The fifth annual Premier of Victoria’s Ramadan Dinner was held at the glamorous Grand Hyatt at the Paris end of Melbourne city on Thursday 30 May.
The master of ceremonies was Madeleine Morris who shared fascinating stories from her time in Morocco where she first encountered Muslim hospitality during a time in need.
The opening prayer was performed by the popular Sheikh Alaa Elzokm.
At Iftaar time the moving call to prayer echoed across the crowded ballroom performed by Sergeant Ali Gurdag from Victoria Police.
Representatives from most leading Muslim organisations, peak bodies and community groups were represented including the Islamic Council of Victoria, Benevolence Australia, Australian Interfaith Society and most Islamic schools and Muslim communities from across Victoria.
Members from all sides of politics were present, demonstrating that supporting these platforms for social cohesion and sharing in the breaking of the fast together with the Muslim Community is important to all Victorians.
The Premier of Victoria, Hon Daniel Andrews gave a powerful speech which received thunderous applause from the crowd.
In his speech, the Premier acknowledged the late Grand Mufti Al-Afifi who had been with us at last year’s Premier’s dinner and praised his work, his views and leadership.

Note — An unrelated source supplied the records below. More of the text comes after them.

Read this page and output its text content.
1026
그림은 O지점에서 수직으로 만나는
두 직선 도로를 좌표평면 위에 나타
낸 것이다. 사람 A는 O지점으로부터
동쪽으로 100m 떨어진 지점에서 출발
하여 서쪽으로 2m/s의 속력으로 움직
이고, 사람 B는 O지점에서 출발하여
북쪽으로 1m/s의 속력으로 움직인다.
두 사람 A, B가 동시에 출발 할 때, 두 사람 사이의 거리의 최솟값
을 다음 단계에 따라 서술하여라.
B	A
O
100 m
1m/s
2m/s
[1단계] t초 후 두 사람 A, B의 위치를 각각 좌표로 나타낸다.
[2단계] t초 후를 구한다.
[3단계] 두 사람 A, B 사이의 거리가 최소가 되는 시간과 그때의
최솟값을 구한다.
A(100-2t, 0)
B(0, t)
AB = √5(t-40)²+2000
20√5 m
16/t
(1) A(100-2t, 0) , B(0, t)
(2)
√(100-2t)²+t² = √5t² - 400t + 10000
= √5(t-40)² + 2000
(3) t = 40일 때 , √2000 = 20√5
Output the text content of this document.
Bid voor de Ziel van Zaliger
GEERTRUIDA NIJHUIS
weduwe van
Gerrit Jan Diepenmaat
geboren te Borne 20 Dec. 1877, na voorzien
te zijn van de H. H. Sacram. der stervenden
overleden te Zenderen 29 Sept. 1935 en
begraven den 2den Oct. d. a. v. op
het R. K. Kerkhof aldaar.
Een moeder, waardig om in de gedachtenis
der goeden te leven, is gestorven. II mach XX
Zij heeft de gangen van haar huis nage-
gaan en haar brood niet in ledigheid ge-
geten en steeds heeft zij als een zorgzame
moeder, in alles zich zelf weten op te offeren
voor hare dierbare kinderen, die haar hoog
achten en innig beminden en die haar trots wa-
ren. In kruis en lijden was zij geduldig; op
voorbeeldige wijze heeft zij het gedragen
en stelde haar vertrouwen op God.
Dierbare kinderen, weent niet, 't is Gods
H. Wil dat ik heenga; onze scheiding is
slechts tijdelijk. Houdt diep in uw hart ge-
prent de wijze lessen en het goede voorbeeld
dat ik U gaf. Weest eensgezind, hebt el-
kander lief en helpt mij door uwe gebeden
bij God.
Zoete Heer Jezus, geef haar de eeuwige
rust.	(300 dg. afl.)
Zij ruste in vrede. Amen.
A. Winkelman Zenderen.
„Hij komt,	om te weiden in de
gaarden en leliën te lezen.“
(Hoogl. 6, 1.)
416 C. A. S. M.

He said, “I have a lot of respect for him and he talked a lot about the fact that we should celebrate our diversity, be true to ourselves but focus on the fact that we are one family.”
Premier Andrews also praised the response and resilience of the Victoria Muslim community in the face of the devastating Christchurch attacks stating, “The Muslim community opened their arms and their doors welcoming the broader Victorian community to come to mosques and share in the beauty of the values that underpin Islam, the hard-work, passion, the good nature and goodwill of those who follow the Islamic faith.
I will never forget being at Preston mosque on the Sunday right after the Christchurch attacks and to be able to meet with so many people from every walk of life. It was a great demonstration of everything Victoria stands for. We don’t tolerate diversity in this state, we celebrate it. We are stronger for our diversity, we are stronger for our inclusion, we are stronger for the fact that we come from so many different perspectives.”
Keynote speaker for the night was Director of the Islamic Museum of Australia, Sherene Hassan sharing reflections on the struggles, most Muslim women growing up in Australia can relate to.
One inspiring story was in light of the hurtful and divisive comments made by Sonia Kruger to ban Muslim migration and Sherene’s subsequent letter in The Age inviting Victorians “who have chosen the path of understanding over fear for a coffee at the Islamic Museum.”
What resulted from this one act of kindness was a series of “Coffee With Sherene” programs at Islamic Museum welcoming hundreds of Victorians.
Sherene shared the message that “It’s important that we make our current practices to promote interculturalism even more meaningful and take it up a notch by organising cultural immersion days. Let’s use every opportunity to cultivate greater respect for one another.”
Speeches were also made on the night by the Hon Richard Wynne MP, Minister for Multicultural Affairs and The Hon Neil Angus MP, Shadow Minister for Citizenship and Multicultural Affairs.